Robbery at the Gas Pump and in the Super Market
The economy is starting into one of capitalism’s regular downspins. You would think that prices would moderate – or go back down.Not this time. Despite the burgeoning recession, prices are hitting new record highs.
What’s behind it is not a mystery. It’s speculation. Some of the biggest Wall Street investment banks are today speculating in oil and agricultural commodities, just like they were speculating in housing and mortgages yesterday.
With Wall Street flooding over 300 billion dollars into the commodities futures markets this year alone, up from almost nothing a few years ago, prices have jumped 65 per cent on corn, 91 per cent on soybeans, and over 100 per cent on wheat. A former top staffer for the Commodities Futures Trading Commission told CBS news that speculation may have doubled the price of oil.

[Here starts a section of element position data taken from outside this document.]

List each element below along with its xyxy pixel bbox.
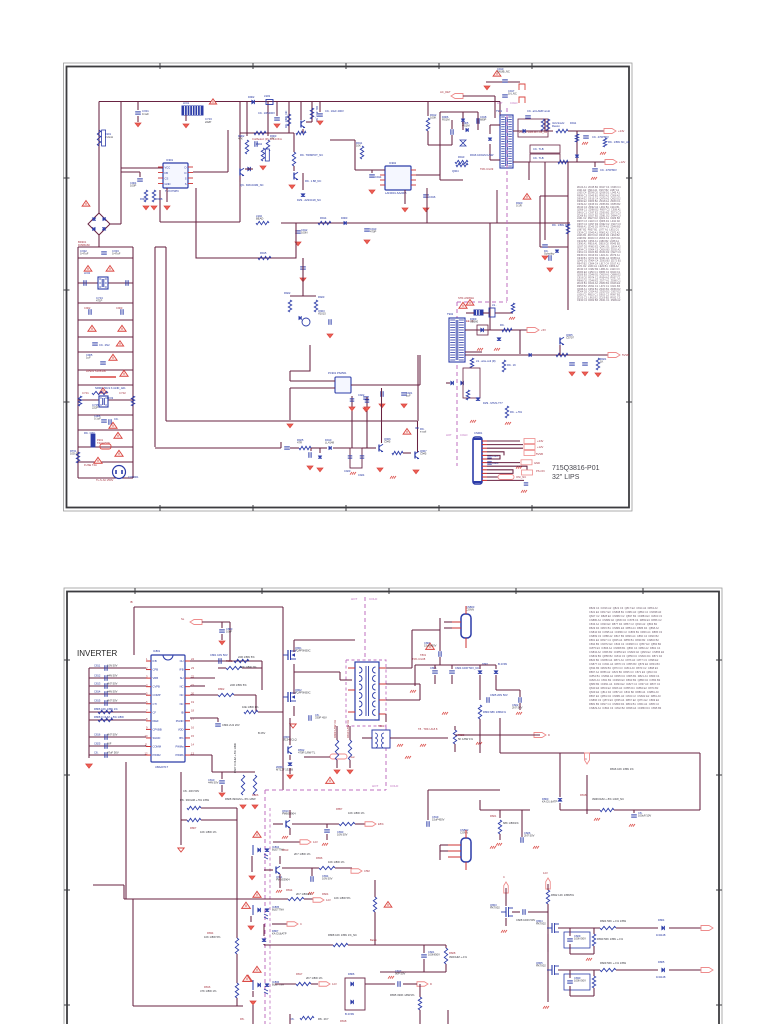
svg-text:5K 1/8W 1%: 5K 1/8W 1% xyxy=(458,737,474,741)
svg-text:32" LIPS: 32" LIPS xyxy=(552,474,580,481)
svg-text:PWMb: PWMb xyxy=(175,753,184,757)
svg-text:2K7 1/8W 1%: 2K7 1/8W 1% xyxy=(306,976,323,980)
svg-text:14: 14 xyxy=(191,743,194,747)
svg-text:R814: R814 xyxy=(286,888,293,892)
svg-text:NC: NC xyxy=(180,702,184,706)
svg-text:R817: R817 xyxy=(296,972,303,976)
svg-text:UBA2071T: UBA2071T xyxy=(155,765,169,769)
svg-text:C923: C923 xyxy=(344,469,351,473)
svg-text:R816 10K 1/8W 1%: R816 10K 1/8W 1% xyxy=(610,767,634,771)
svg-text:R834: R834 xyxy=(207,931,214,935)
svg-text:R820 B2 CN853 A4 R871 A4 C8: R820 B2 CN853 A4 R871 A4 C876 A0 C877 C3… xyxy=(589,658,659,662)
svg-text:COLD: COLD xyxy=(390,784,399,788)
svg-text:R9.. 1.88_NC: R9.. 1.88_NC xyxy=(305,179,321,183)
svg-text:22R 1/8W 5%: 22R 1/8W 5% xyxy=(238,655,255,659)
svg-text:CN880 A4 CN882 A0 Q836 D4 I: CN880 A4 CN882 A0 Q836 D4 IC878 C4 R869 … xyxy=(589,618,662,622)
svg-text:COMP: COMP xyxy=(153,693,161,697)
svg-text:10: 10 xyxy=(145,734,148,738)
svg-text:1N_NC: 1N_NC xyxy=(508,92,517,96)
svg-text:R8.. 39OHM +-5% 1/8W: R8.. 39OHM +-5% 1/8W xyxy=(180,798,210,802)
svg-text:10E 1/8W 1%: 10E 1/8W 1% xyxy=(242,705,259,709)
svg-text:L903: L903 xyxy=(264,94,270,98)
svg-text:10K 1/8W 7%: 10K 1/8W 7% xyxy=(240,665,257,669)
svg-text:1N4148: 1N4148 xyxy=(656,933,666,937)
svg-text:IFB: IFB xyxy=(153,659,157,663)
svg-text:R916 10OHM 1/8W: R916 10OHM 1/8W xyxy=(470,153,494,157)
svg-text:LAF0001-SA2008: LAF0001-SA2008 xyxy=(385,191,407,195)
svg-text:10N 50V: 10N 50V xyxy=(337,833,348,837)
svg-text:1K: 1K xyxy=(600,359,603,363)
svg-text:C815: C815 xyxy=(94,699,101,703)
svg-text:PC901 PS2561: PC901 PS2561 xyxy=(328,371,347,375)
svg-text:IC875 E3 IC896 A4 CN868 B1: IC875 E3 IC896 A4 CN868 B1 Q860 C4 D860 … xyxy=(589,646,661,650)
svg-text:C: C xyxy=(503,875,505,879)
svg-text:5VSB: 5VSB xyxy=(622,353,629,357)
svg-text:100P: 100P xyxy=(130,184,136,188)
svg-text:NC: NC xyxy=(180,693,184,697)
svg-text:0.47uF: 0.47uF xyxy=(112,252,121,256)
svg-text:PWM2: PWM2 xyxy=(153,753,162,757)
svg-text:C816: C816 xyxy=(94,733,101,737)
svg-text:PWMa: PWMa xyxy=(175,745,184,749)
svg-text:12V: 12V xyxy=(326,898,331,902)
svg-text:TL-S AC 250V: TL-S AC 250V xyxy=(96,478,114,482)
svg-text:C: C xyxy=(585,757,587,761)
svg-text:C825: C825 xyxy=(94,742,101,746)
svg-text:715Q3816-P01: 715Q3816-P01 xyxy=(552,465,600,472)
svg-text:KA D1&ATP: KA D1&ATP xyxy=(272,932,287,936)
svg-text:Q834 B3 D839 B3 Q873 C3 IC8: Q834 B3 D839 B3 Q873 C3 IC813 A0 R870 C2… xyxy=(589,666,658,670)
svg-text:C833 A4 C820 E3 R877 D4 R86: C833 A4 C820 E3 R877 D4 R867 C2 Q819 A2 … xyxy=(589,622,658,626)
svg-text:T902: T902 xyxy=(447,312,454,316)
svg-text:R802: R802 xyxy=(218,687,225,691)
svg-text:D: D xyxy=(185,171,187,175)
svg-text:T802: T802 xyxy=(378,724,385,728)
svg-text:C806: C806 xyxy=(430,666,437,670)
svg-text:AC_DET: AC_DET xyxy=(440,90,451,94)
svg-text:C9.. 10uF 400V: C9.. 10uF 400V xyxy=(325,109,344,113)
svg-text:C801 10N 50V: C801 10N 50V xyxy=(210,653,228,657)
svg-text:SB560: SB560 xyxy=(470,319,479,323)
svg-text:2K7 1/8W1%: 2K7 1/8W1% xyxy=(296,892,312,896)
svg-text:100N 50V: 100N 50V xyxy=(574,937,586,941)
svg-text:R809 1/8W 1%: R809 1/8W 1% xyxy=(333,719,337,738)
svg-text:C9.. TLB: C9.. TLB xyxy=(533,156,544,160)
svg-text:BLET7NA: BLET7NA xyxy=(272,908,284,912)
svg-text:INVERTER: INVERTER xyxy=(77,649,118,658)
svg-text:C9..: C9.. xyxy=(114,417,119,421)
svg-text:Q827 C2 D828 E2 CN883 C2 Q8: Q827 C2 D828 E2 CN883 C2 Q897 B2 CN884 E… xyxy=(589,614,663,618)
svg-text:2.2mH: 2.2mH xyxy=(105,135,113,139)
svg-text:44N 50V: 44N 50V xyxy=(107,690,118,694)
svg-text:L904: L904 xyxy=(256,142,262,146)
svg-text:E5%: E5% xyxy=(378,822,384,826)
svg-text:KA D1 &ATP: KA D1 &ATP xyxy=(542,800,558,804)
svg-text:C812: C812 xyxy=(94,674,101,678)
svg-text:IC901: IC901 xyxy=(166,158,174,162)
svg-text:D: D xyxy=(185,166,187,170)
svg-text:D: D xyxy=(548,733,550,737)
svg-text:C932 C4 D962 B3 ZD41 C1 R99: C932 C4 D962 B3 ZD41 C1 R999 A2 xyxy=(577,299,621,302)
svg-text:LL4148: LL4148 xyxy=(325,440,334,444)
svg-text:+12V: +12V xyxy=(619,160,626,164)
svg-text:Q829 E2 Q812 D4 C887 A0 C83: Q829 E2 Q812 D4 C887 A0 C832 B2 D889 A4 … xyxy=(589,690,659,694)
svg-text:+12V: +12V xyxy=(537,445,544,449)
svg-text:CH: CH xyxy=(180,659,184,663)
svg-text:DZ9.. MTZJ-T77: DZ9.. MTZJ-T77 xyxy=(483,401,503,405)
svg-text:R914: R914 xyxy=(320,216,327,220)
svg-text:0.1uF: 0.1uF xyxy=(142,112,149,116)
svg-text:C811: C811 xyxy=(94,664,101,668)
svg-text:C945: C945 xyxy=(420,451,427,455)
svg-text:+5V: +5V xyxy=(541,328,546,332)
svg-text:R829 56K +-1% 1/8W: R829 56K +-1% 1/8W xyxy=(600,961,627,965)
svg-text:DZ9.. AZ23C18_NC: DZ9.. AZ23C18_NC xyxy=(297,198,321,202)
svg-text:HOT: HOT xyxy=(446,433,452,437)
svg-text:R828 39OHM +-5% 1/8W: R828 39OHM +-5% 1/8W xyxy=(225,797,256,801)
svg-text:PMBS3904: PMBS3904 xyxy=(282,812,296,816)
svg-text:C903: C903 xyxy=(116,306,123,310)
svg-text:RS1M: RS1M xyxy=(442,118,450,122)
svg-text:D3SBA60: D3SBA60 xyxy=(78,243,90,247)
svg-text:471P: 471P xyxy=(96,299,102,303)
svg-text:47K 1/8W 1%: 47K 1/8W 1% xyxy=(200,989,217,993)
svg-text:NR901 5D-9 X-GND_A01: NR901 5D-9 X-GND_A01 xyxy=(95,386,126,390)
svg-text:90P 50V: 90P 50V xyxy=(395,972,405,976)
svg-text:D861 E2 R827 C4 Q845 A4 D85: D861 E2 R827 C4 Q845 A4 D855 B1 D839 B2 … xyxy=(589,638,659,642)
svg-text:18: 18 xyxy=(191,709,194,713)
svg-text:C8..: C8.. xyxy=(94,751,99,755)
svg-text:RK7002: RK7002 xyxy=(536,922,546,926)
svg-text:N/F: N/F xyxy=(107,742,112,746)
svg-text:100N: 100N xyxy=(301,231,307,235)
svg-text:12V: 12V xyxy=(543,871,548,875)
svg-text:R829 D4 D815 B1 CN881 E3 R8: R829 D4 D815 B1 CN881 E3 R853 A4 R886 D4… xyxy=(589,626,659,630)
svg-text:100N 50V: 100N 50V xyxy=(574,979,586,983)
svg-text:CN869 C3 C888 A2 D817 B3 R8: CN869 C3 C888 A2 D817 B3 R826 A4 C860 C4… xyxy=(589,634,659,638)
svg-text:CF: CF xyxy=(153,710,157,714)
svg-text:C9.. aCLAMP-snub: C9.. aCLAMP-snub xyxy=(527,109,551,113)
svg-text:T801: T801 xyxy=(420,653,427,657)
svg-text:BLET7NA: BLET7NA xyxy=(272,983,284,987)
svg-text:47R: 47R xyxy=(297,440,302,444)
svg-text:0.1uF: 0.1uF xyxy=(94,417,101,421)
svg-text:CS: CS xyxy=(165,177,169,181)
svg-text:R816: R816 xyxy=(204,985,211,989)
svg-text:LF02: LF02 xyxy=(84,271,91,275)
svg-text:R806 10K 1/8W 1%: R806 10K 1/8W 1% xyxy=(94,707,118,711)
svg-text:C828 100N 50V: C828 100N 50V xyxy=(516,918,535,922)
svg-text:12V: 12V xyxy=(313,840,318,844)
svg-text:R867 A4 R856 A2 C823 B3 D83: R867 A4 R856 A2 C823 B3 D835 C3 C871 E3 … xyxy=(589,670,657,674)
svg-text:C5707: C5707 xyxy=(566,335,574,339)
svg-text:R836: R836 xyxy=(316,856,323,860)
svg-text:C945: C945 xyxy=(384,439,391,443)
svg-text:470P: 470P xyxy=(370,230,376,234)
svg-text:R807: R807 xyxy=(190,826,197,830)
svg-text:CPB: CPB xyxy=(153,668,159,672)
svg-text:15: 15 xyxy=(191,734,194,738)
svg-text:FQPF9N50C: FQPF9N50C xyxy=(295,691,311,695)
svg-text:R908: R908 xyxy=(156,197,163,201)
svg-text:MTZJT-1313B: MTZJT-1313B xyxy=(276,768,293,772)
svg-text:22R 1/8W 5%: 22R 1/8W 5% xyxy=(230,683,247,687)
svg-text:LF03: LF03 xyxy=(107,396,114,400)
svg-text:10K 1/8W 5%: 10K 1/8W 5% xyxy=(204,935,221,939)
svg-text:RK7002: RK7002 xyxy=(490,906,500,910)
svg-text:10K 1/8W 5%: 10K 1/8W 5% xyxy=(334,896,351,900)
svg-text:PGND: PGND xyxy=(176,719,184,723)
svg-text:T901: T901 xyxy=(496,109,503,113)
svg-text:1uF: 1uF xyxy=(86,356,91,360)
svg-text:15uF450V: 15uF450V xyxy=(432,818,445,822)
svg-text:HOT: HOT xyxy=(497,101,503,105)
svg-text:Balan: Balan xyxy=(370,938,377,942)
svg-text:SL: SL xyxy=(181,617,185,621)
svg-text:10K: 10K xyxy=(356,144,361,148)
svg-text:68K 1/8W1%: 68K 1/8W1% xyxy=(503,821,519,825)
svg-text:4N7 50V: 4N7 50V xyxy=(107,682,118,686)
svg-text:C9.. 2N2: C9.. 2N2 xyxy=(99,343,110,347)
svg-text:C804 2U2 26V: C804 2U2 26V xyxy=(222,723,240,727)
svg-text:C924: C924 xyxy=(358,473,365,477)
svg-text:CN844 D4 IC895 A2 CN899 C2: CN844 D4 IC895 A2 CN899 C2 IC883 B1 D846… xyxy=(589,630,663,634)
svg-text:C825 20N 50V: C825 20N 50V xyxy=(490,693,508,697)
svg-text:10K 1/8W 1%: 10K 1/8W 1% xyxy=(200,830,217,834)
svg-text:VCC: VCC xyxy=(165,166,171,170)
svg-text:C9.. 470P80V: C9.. 470P80V xyxy=(600,168,617,172)
svg-text:R829 C4 IC816 A2 Q822 C3 Q8: R829 C4 IC816 A2 Q822 C3 Q817 E2 C814 A2… xyxy=(589,606,658,610)
svg-text:680P: 680P xyxy=(480,118,486,122)
svg-text:+24V: +24V xyxy=(618,129,625,133)
svg-text:100uF/10V: 100uF/10V xyxy=(638,814,651,818)
svg-text:BEAD: BEAD xyxy=(256,217,263,221)
svg-text:222P: 222P xyxy=(92,406,98,410)
svg-text:1N4148: 1N4148 xyxy=(656,975,666,979)
svg-text:R9.. +-5%: R9.. +-5% xyxy=(510,410,523,414)
svg-text:FQPF9N50C: FQPF9N50C xyxy=(295,649,311,653)
svg-text:IREF: IREF xyxy=(153,719,159,723)
svg-text:R907: R907 xyxy=(140,197,147,201)
svg-text:PS-ON: PS-ON xyxy=(536,469,545,473)
svg-text:IC820 A4 C831 B2 CN829 E3 D: IC820 A4 C831 B2 CN829 E3 D893 B2 Q886 D… xyxy=(589,678,661,682)
svg-text:A1015: A1015 xyxy=(318,312,326,316)
svg-text:C902: C902 xyxy=(84,306,91,310)
svg-text:R857: R857 xyxy=(336,807,343,811)
svg-text:R9.. 1K: R9.. 1K xyxy=(507,363,516,367)
svg-text:HOT: HOT xyxy=(372,784,379,788)
svg-text:10K 1/8W 1%: 10K 1/8W 1% xyxy=(348,811,365,815)
svg-text:2N7 50V: 2N7 50V xyxy=(524,834,535,838)
svg-text:L9.. wire-coil (R): L9.. wire-coil (R) xyxy=(476,359,496,363)
svg-text:R818: R818 xyxy=(340,1019,347,1023)
svg-text:R810 1/8W 1%: R810 1/8W 1% xyxy=(346,719,350,738)
svg-text:R8.. 2K7: R8.. 2K7 xyxy=(318,1017,329,1021)
svg-text:IB: IB xyxy=(130,600,133,604)
svg-text:R813: R813 xyxy=(282,848,289,852)
svg-text:R808 10K 1/8W 1%_NC: R808 10K 1/8W 1%_NC xyxy=(328,933,357,937)
svg-text:C: C xyxy=(300,922,302,926)
svg-text:D8..: D8.. xyxy=(290,1017,295,1021)
svg-text:R835 330K 1/8W1%: R835 330K 1/8W1% xyxy=(390,993,415,997)
svg-text:10D-9: 10D-9 xyxy=(70,452,78,456)
svg-text:390KOHM +-5% 1/4W_NC: 390KOHM +-5% 1/4W_NC xyxy=(592,797,624,801)
svg-text:R9.. 1/8W NC_A6: R9.. 1/8W NC_A6 xyxy=(608,140,630,144)
svg-text:R913: R913 xyxy=(458,155,465,159)
svg-text:VDD: VDD xyxy=(178,727,184,731)
svg-text:+24V: +24V xyxy=(537,439,544,443)
svg-text:D902: D902 xyxy=(248,95,255,99)
svg-text:470R 1/8W TL: 470R 1/8W TL xyxy=(298,751,316,755)
svg-text:C9.. TLB: C9.. TLB xyxy=(533,147,544,151)
svg-text:Resist: Resist xyxy=(552,124,560,128)
svg-text:R824 56K +-1% 1/8W: R824 56K +-1% 1/8W xyxy=(600,919,627,923)
svg-text:S: S xyxy=(185,177,187,181)
svg-text:PMBS3904: PMBS3904 xyxy=(276,878,290,882)
svg-text:CPVBB: CPVBB xyxy=(153,727,162,731)
svg-text:330P 45V: 330P 45V xyxy=(315,716,327,720)
svg-text:390OHM +-1%: 390OHM +-1% xyxy=(449,955,467,959)
svg-text:44N 50V: 44N 50V xyxy=(107,674,118,678)
svg-text:B 26V: B 26V xyxy=(258,731,266,735)
svg-text:T8.. TRF-U/L8.8: T8.. TRF-U/L8.8 xyxy=(418,727,438,731)
svg-text:4N7 50V: 4N7 50V xyxy=(107,733,118,737)
svg-text:C916: C916 xyxy=(429,195,436,199)
svg-text:FB: FB xyxy=(165,171,169,175)
svg-text:R808 0 OHM +-5% 1/8W: R808 0 OHM +-5% 1/8W xyxy=(94,715,124,719)
svg-text:B%: B% xyxy=(179,736,184,740)
svg-text:C925: C925 xyxy=(492,454,499,458)
svg-text:C813: C813 xyxy=(94,682,101,686)
svg-text:VRB: VRB xyxy=(153,676,159,680)
svg-text:D911: D911 xyxy=(570,121,577,125)
svg-text:Schottky: Schottky xyxy=(544,251,555,255)
svg-text:0.1R: 0.1R xyxy=(516,204,522,208)
svg-text:CON901: CON901 xyxy=(128,475,139,479)
svg-text:23: 23 xyxy=(191,666,194,670)
svg-text:12V: 12V xyxy=(332,982,337,986)
svg-text:SNUB_NC: SNUB_NC xyxy=(497,70,510,74)
svg-text:C922: C922 xyxy=(358,393,365,397)
svg-text:GND: GND xyxy=(165,182,171,186)
svg-text:SGND: SGND xyxy=(153,736,161,740)
svg-text:HOT: HOT xyxy=(351,597,358,601)
svg-text:R827 0 OHM +-5% 1/8W: R827 0 OHM +-5% 1/8W xyxy=(233,743,237,773)
svg-text:10N 50V: 10N 50V xyxy=(107,664,118,668)
svg-text:R915: R915 xyxy=(260,251,267,255)
svg-text:D804: D804 xyxy=(658,918,665,922)
svg-text:Q9.. KRC243M_NC: Q9.. KRC243M_NC xyxy=(240,183,264,187)
svg-text:IC902: IC902 xyxy=(389,161,397,165)
svg-text:CN866 C3 Q874 E3 Q835 A4 R8: CN866 C3 Q874 E3 Q835 A4 R867 E2 Q871 E2… xyxy=(589,698,660,702)
svg-text:IFB: IFB xyxy=(179,668,183,672)
svg-text:Q840 E3 R843 E2 D826 A0 IC8: Q840 E3 R843 E2 D826 A0 IC855 D4 IC884 E… xyxy=(589,686,659,690)
svg-text:100N/50V: 100N/50V xyxy=(428,953,440,957)
svg-text:B 4V99: B 4V99 xyxy=(498,662,507,666)
svg-text:STR-A6069H: STR-A6069H xyxy=(458,296,474,300)
svg-text:S: S xyxy=(185,182,187,186)
svg-text:R832 14K 1/8W5%: R832 14K 1/8W5% xyxy=(551,893,574,897)
svg-text:CONN: CONN xyxy=(466,608,474,612)
svg-text:D: D xyxy=(430,982,432,986)
svg-text:SH: SH xyxy=(180,676,184,680)
svg-text:R897 E2 Q881 D4 CN881 A0 C8: R897 E2 Q881 D4 CN881 A0 C834 C2 CN822 E… xyxy=(589,694,661,698)
svg-text:R9.. 1/8W_NC: R9.. 1/8W_NC xyxy=(284,111,288,128)
svg-text:Q904: Q904 xyxy=(452,169,459,173)
svg-text:10uF: 10uF xyxy=(226,630,232,634)
svg-text:C824 100P 50V_NC: C824 100P 50V_NC xyxy=(455,666,479,670)
svg-text:TRF-U/L08: TRF-U/L08 xyxy=(412,657,426,661)
svg-text:L9..: L9.. xyxy=(492,303,497,307)
svg-text:16: 16 xyxy=(191,726,194,730)
svg-text:R830 56K 1/8W +-1%: R830 56K 1/8W +-1% xyxy=(597,937,624,941)
svg-text:C5M: C5M xyxy=(364,869,370,873)
svg-text:10N 50V: 10N 50V xyxy=(322,877,333,881)
svg-text:CoilSelect (R)-175-1Ohm: CoilSelect (R)-175-1Ohm xyxy=(252,137,283,141)
svg-text:IC801: IC801 xyxy=(153,649,161,653)
svg-text:C894 B3 CN872 E3 C843 C2 CN: C894 B3 CN872 E3 C843 C2 CN828 C4 Q857 E… xyxy=(589,642,662,646)
svg-text:CY02: CY02 xyxy=(119,391,126,395)
svg-text:D805: D805 xyxy=(658,960,665,964)
svg-text:15uF450V: 15uF450V xyxy=(424,644,437,648)
svg-text:CONN: CONN xyxy=(460,831,468,835)
svg-text:R922: R922 xyxy=(284,291,291,295)
svg-text:R881 B3 D827 C4 CN860 D4 R8: R881 B3 D827 C4 CN860 D4 R819 B1 C864 A2… xyxy=(589,702,659,706)
svg-text:47K: 47K xyxy=(238,137,243,141)
svg-text:CN901: CN901 xyxy=(474,431,483,435)
svg-text:LF01: LF01 xyxy=(183,101,190,105)
svg-text:C8.. 40N 50V: C8.. 40N 50V xyxy=(183,789,199,793)
svg-text:IB: IB xyxy=(181,710,184,714)
svg-text:CN877 C2 IC821 A4 R876 C3 C: CN877 C2 IC821 A4 R876 C3 C855 B3 Q879 E… xyxy=(589,662,660,666)
svg-text:C9.. 10N400V: C9.. 10N400V xyxy=(258,111,275,115)
svg-text:RK7002: RK7002 xyxy=(536,964,546,968)
svg-text:CN834 A2 C866 B2 CN853 E3 C: CN834 A2 C866 B2 CN853 E3 CN823 A0 Q829 … xyxy=(589,650,665,654)
svg-text:CN829 A4 IC894 C3 C842 B2 D: CN829 A4 IC894 C3 C842 B2 D838 A4 CN860 … xyxy=(589,706,662,710)
svg-text:R8..: R8.. xyxy=(240,1017,245,1021)
svg-text:19: 19 xyxy=(191,700,194,704)
svg-text:C814: C814 xyxy=(94,690,101,694)
svg-text:D806: D806 xyxy=(348,972,355,976)
svg-text:44N 50V: 44N 50V xyxy=(208,781,219,785)
svg-text:TRF-U/L09: TRF-U/L09 xyxy=(480,167,494,171)
svg-text:R9.. TRIMPOT_NC: R9.. TRIMPOT_NC xyxy=(300,153,323,157)
svg-text:100K: 100K xyxy=(430,116,436,120)
svg-text:10K 1/8W 1%: 10K 1/8W 1% xyxy=(328,860,345,864)
svg-text:CN819 B3 Q858 B2 IC842 C3 Q: CN819 B3 Q858 B2 IC842 C3 Q856 D4 CN824 … xyxy=(589,654,663,658)
svg-text:IC854 B1 CN894 A2 D835 D4 C: IC854 B1 CN894 A2 D835 D4 C865 B1 R821 A… xyxy=(589,674,660,678)
svg-text:R818: R818 xyxy=(580,793,587,797)
svg-text:C821 E2 D817 E3 CN838 B1 IC: C821 E2 D817 E3 CN838 B1 IC884 A0 Q884 C… xyxy=(589,610,662,614)
svg-text:s-coil: s-coil xyxy=(420,429,427,433)
svg-text:R9..: R9.. xyxy=(500,323,505,327)
svg-text:CY01: CY01 xyxy=(82,391,89,395)
svg-text:222P: 222P xyxy=(205,120,211,124)
svg-text:D903: D903 xyxy=(341,216,348,220)
svg-text:2K7 1/8W 1%: 2K7 1/8W 1% xyxy=(294,852,311,856)
svg-text:R826: R826 xyxy=(252,793,259,797)
svg-text:COMM: COMM xyxy=(153,745,162,749)
svg-text:R828: R828 xyxy=(449,951,456,955)
svg-text:COLD: COLD xyxy=(369,597,378,601)
svg-text:1uF: 1uF xyxy=(406,394,411,398)
svg-text:5VSB: 5VSB xyxy=(536,452,543,456)
svg-text:Q880 B2 CN811 A4 IC823 E2 I: Q880 B2 CN811 A4 IC823 E2 IC827 C4 C837 … xyxy=(589,682,661,686)
svg-text:4N7 50V: 4N7 50V xyxy=(107,699,118,703)
svg-text:47uF 50V: 47uF 50V xyxy=(107,751,119,755)
svg-text:GND: GND xyxy=(534,461,540,465)
svg-text:ON/_NC: ON/_NC xyxy=(516,475,526,479)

Wall Street is not the only villain in this piece. The oil companies themselves have set up trading divisions, which do nothing but buy and sell oil, driving up the price on a barrel of oil with each sale – just like Enron did in the electric power markets a few years ago. Big agribusiness is doing the same thing with basic foods.
There is no shortage of oil today – the big oil companies don’t even bother to pump from many of their oil fields, and they shut down refineries. And neither is there any shortage of food in this country – the government pays farmers NOT to produce in order to hold down the supply.
Shortages? No, the problem is greed. Big companies cut back on production, plotting instead to make profit from financial speculation. High prices strangle the economy, people lose their jobs, and can’t pay for the food and gas they need. But the biggest companies in the country profit.
It’s greed, basic capitalist greed, which is taking a new, and more deadly form today. It’s the symptom of a system that long ago outlived its usefulness.